Pero hay gente que encuentra que eso le da alguna identidad, cierto
status. Eres cool y no eres como el resto. Yo no creo que ser bisexual
tenga que ver con ser alternativa o diferente, yo no tengo que ir
a la Blondie para ser bisexual, es una cuestión que se da
en mi vida y en mis relaciones, no tiene que ver con ninguna moda.
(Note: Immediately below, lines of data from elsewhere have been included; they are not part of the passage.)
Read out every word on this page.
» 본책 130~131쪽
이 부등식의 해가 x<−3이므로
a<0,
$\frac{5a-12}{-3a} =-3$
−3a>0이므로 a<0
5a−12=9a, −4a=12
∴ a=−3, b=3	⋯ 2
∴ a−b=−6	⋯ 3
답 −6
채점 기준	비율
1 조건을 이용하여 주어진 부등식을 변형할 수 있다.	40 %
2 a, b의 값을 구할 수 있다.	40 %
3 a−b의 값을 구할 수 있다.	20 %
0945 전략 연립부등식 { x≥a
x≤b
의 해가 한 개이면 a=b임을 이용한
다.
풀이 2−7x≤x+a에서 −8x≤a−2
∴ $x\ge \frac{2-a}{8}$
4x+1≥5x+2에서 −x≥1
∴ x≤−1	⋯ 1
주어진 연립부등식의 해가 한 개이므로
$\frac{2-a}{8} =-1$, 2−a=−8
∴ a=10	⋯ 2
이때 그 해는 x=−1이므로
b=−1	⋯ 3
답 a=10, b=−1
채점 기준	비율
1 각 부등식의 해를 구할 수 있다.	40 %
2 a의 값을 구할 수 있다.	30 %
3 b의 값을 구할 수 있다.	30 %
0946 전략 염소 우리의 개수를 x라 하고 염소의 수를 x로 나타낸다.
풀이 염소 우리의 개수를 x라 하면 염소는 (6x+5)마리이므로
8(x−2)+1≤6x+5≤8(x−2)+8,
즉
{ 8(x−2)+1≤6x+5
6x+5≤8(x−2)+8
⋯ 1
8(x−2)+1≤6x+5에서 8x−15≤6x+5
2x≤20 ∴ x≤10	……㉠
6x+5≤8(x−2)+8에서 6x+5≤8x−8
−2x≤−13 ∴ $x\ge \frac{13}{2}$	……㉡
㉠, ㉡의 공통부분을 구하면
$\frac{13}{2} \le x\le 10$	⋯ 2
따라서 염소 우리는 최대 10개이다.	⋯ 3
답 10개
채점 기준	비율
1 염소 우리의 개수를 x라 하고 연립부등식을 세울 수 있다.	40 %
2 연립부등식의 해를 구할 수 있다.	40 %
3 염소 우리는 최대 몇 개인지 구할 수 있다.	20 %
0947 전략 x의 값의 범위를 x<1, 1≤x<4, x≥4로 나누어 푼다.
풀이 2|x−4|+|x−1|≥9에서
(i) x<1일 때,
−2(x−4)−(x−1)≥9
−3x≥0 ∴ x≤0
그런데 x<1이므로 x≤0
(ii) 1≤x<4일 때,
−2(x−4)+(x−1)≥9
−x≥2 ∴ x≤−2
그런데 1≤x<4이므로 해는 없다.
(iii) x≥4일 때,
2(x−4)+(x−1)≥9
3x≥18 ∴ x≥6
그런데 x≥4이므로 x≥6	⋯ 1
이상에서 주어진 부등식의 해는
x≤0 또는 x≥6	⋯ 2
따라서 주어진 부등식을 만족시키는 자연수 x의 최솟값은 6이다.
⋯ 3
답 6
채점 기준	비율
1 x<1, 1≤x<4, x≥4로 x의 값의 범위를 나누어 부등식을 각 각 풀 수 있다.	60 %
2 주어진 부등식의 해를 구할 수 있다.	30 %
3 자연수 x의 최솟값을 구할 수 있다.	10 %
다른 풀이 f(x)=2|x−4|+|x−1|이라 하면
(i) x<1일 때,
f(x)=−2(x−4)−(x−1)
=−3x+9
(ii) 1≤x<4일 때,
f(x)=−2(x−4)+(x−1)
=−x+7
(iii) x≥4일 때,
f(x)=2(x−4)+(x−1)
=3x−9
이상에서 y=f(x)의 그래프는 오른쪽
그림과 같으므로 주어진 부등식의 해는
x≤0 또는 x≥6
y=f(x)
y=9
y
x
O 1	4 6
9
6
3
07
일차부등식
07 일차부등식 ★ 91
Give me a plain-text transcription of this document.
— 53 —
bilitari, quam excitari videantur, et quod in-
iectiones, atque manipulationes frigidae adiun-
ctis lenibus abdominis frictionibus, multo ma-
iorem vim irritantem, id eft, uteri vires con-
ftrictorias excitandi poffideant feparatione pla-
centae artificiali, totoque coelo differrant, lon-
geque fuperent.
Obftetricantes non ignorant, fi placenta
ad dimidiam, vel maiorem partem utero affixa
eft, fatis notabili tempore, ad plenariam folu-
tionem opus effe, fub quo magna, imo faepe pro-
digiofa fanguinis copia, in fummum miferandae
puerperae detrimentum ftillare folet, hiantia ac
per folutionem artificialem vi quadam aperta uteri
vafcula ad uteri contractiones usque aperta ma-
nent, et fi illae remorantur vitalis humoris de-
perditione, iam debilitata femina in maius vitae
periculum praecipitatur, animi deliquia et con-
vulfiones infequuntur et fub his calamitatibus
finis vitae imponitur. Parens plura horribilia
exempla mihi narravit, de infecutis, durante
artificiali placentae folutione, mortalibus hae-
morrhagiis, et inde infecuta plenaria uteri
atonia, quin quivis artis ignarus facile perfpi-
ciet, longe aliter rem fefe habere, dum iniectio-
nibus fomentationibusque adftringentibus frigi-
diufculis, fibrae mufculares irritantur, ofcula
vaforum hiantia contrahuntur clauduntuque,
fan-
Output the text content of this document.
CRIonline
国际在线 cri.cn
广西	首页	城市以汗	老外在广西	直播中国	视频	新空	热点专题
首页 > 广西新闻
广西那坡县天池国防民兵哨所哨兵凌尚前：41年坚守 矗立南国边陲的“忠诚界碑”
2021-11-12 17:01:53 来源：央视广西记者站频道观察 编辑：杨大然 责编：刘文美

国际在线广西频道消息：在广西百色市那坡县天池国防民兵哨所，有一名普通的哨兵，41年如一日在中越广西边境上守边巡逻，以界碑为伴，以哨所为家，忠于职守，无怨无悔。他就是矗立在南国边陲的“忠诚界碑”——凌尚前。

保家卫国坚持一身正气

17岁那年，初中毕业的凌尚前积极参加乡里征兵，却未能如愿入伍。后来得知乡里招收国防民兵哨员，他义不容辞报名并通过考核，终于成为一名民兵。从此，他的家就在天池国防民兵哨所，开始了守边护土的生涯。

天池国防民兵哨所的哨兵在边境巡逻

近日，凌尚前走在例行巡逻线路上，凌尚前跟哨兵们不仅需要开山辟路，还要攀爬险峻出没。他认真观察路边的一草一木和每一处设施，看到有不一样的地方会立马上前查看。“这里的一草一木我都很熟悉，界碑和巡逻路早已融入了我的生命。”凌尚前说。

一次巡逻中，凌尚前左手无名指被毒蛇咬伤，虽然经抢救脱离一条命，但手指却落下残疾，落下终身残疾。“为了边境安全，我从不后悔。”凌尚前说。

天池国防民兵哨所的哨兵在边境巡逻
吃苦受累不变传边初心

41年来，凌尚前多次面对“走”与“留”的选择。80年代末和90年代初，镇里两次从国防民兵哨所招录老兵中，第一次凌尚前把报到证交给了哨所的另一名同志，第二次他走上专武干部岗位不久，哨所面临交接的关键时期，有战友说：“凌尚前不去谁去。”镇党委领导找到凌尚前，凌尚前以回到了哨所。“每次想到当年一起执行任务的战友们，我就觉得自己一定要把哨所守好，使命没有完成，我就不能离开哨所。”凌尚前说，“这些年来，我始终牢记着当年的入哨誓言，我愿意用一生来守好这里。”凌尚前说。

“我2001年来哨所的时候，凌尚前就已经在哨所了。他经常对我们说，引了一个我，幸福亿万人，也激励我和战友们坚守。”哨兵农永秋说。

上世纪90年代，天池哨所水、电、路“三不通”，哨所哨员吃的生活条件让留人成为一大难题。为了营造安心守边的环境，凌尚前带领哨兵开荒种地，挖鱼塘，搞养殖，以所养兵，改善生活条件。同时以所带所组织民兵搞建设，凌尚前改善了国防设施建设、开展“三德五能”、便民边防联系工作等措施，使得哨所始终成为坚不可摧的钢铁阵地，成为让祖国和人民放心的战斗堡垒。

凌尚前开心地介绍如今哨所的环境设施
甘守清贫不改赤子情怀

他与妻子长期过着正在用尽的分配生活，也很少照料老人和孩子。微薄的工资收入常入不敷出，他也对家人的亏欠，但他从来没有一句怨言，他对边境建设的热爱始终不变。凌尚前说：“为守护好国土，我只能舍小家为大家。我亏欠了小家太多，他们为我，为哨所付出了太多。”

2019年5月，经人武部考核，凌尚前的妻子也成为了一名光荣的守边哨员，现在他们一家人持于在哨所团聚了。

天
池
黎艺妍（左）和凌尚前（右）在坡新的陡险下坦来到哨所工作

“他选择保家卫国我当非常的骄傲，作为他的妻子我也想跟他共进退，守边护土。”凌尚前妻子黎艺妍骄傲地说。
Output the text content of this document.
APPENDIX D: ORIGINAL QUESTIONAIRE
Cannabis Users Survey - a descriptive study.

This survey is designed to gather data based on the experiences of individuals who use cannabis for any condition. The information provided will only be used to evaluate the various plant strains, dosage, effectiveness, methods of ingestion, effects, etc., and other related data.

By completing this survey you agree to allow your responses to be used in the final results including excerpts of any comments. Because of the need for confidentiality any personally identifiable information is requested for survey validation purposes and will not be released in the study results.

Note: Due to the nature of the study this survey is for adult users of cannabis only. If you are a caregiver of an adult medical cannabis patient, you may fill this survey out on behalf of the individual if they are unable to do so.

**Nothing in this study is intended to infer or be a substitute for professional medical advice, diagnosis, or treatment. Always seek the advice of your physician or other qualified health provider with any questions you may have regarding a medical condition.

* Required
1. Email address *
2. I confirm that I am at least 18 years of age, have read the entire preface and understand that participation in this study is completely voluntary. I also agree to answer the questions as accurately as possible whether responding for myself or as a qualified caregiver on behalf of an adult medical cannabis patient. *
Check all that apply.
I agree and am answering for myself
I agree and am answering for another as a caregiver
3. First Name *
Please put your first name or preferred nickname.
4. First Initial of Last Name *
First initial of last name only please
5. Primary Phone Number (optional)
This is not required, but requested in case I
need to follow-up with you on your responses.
De hecho mi estilo de vida y mi discurso es super conservador en
otros aspectos”. Educada en un colegio religioso del barrio
alto, Laura no ha hecho conocida su opción sexual ni siquiera
a su gente más cercana, teniendo que suscribir esta parte
de su vida a un estrecho círculo.
La ausencia
de parámetros desde donde crear una identidad a partir de
una opción sexual que no excluye ni a hombres ni mujeres,
opción que va absolutamente en contra de la mentalidad binaria
occidental construida a partir de oposiciones (bueno/malo, negro/blanco,
mujer/hombre, heterosexualida/homosexualidad), así como la
imposibilidad de expresarse y asumirse como bisexual en una sociedad
tan discriminadora y conservadora como la chilena, lleva a estos
grupos (que obviamente no son ni representan a toda la población
bisexual nacional) a reunirse alrededor de estos espacios y tener
su propia estética e íconos sociales (en este caso
musicales).
“Yo creo
que la sociedad chilena todavía es super trancada –opina
Laura-. Por ejemplo, yo no le cuento de esto a todas mis amigas,
no porque me dé plancha, lo hago porque no quiero perder
gente. Yo soy super amistosa, tengo muy buenas amigas y no confundo
las cosas, pero lamentablemente la gente es tan inculta que creen
que cuando alguien es homo o bisexual puede confundir las cosas,
y no pasa eso cuando eres hétero. Sé que tengo amigas
que se pasarían el rollo que quiero tirar con ellas, pero
yo tengo mis hueás reclaras. El resto de la gente, no”.
Benito se considera
afortunado ya que ha podido compartir su “secreto” con
su círculo de amigos, quienes lo han aceptado sin mayores
problemas. Aunque a nivel familiar y laboral, su opción sexual
es absolutamente desconocida: “En la sociedad chilena simplemente
la bisexualidad no existe. O eres homo o eres hétero, no
puede haber un término medio. Para la sociedad, el bisexual
es un degenerado, hay gente que lo ve como algo sucio. Es increíble
que exista entre los mismos homosexuales un prejuicio con las personas
bisexuales. En el fondo, nadie sabe lo que tú sientes, todos
sentimos diferente, nadie es capaz de ponerse en el lugar del otro”,
sentencia.
Más arriesgada
es la posición que ha asumido Antonia: aunque parte de su
familia, así como su círculo estudiantil, no saben
de su opción, no pretende ocultar sus afectos ni reprimirse
llegado el momento: “Socialmente no me incomoda querer una
mujer. No me considero menos que el resto para ocultar un sentimiento
que es tan válido y tan bonito. Yo no lo veo con morbo, no
atino en público con una mina para escandalizar a la gente,
si me quieren mirar, me da lo mismo porque yo estoy entregando amor
con mi gesto y el resto chao. Ponerme en la postura que la sociedad
va a condenar lo que siento sería cobarde de mi parte, sería
sentirme menos que el resto y no lo soy”.
Antonia sabe
que no podría haber mantenido esta misma actitud hace 20
años atrás y ve una mayor apertura en ciertos lugares
y grupos de gente.
-Pero muchos
de estos lugares y grupos de gente existen como ghettos, ¿crees
que el discurso social actual está aceptando realmente las
diversidades sexuales? -No, no creo, pero ya no desconocen que existen
y eso es harto para un país como este. Es un paso, sabiendo
que existen ya no dicen ‘no, no pasa nada’, claro que
no todas aceptan y pueden juzgar de cualquier forma, pero ya saben
que todo esto existe y eso ya es importante.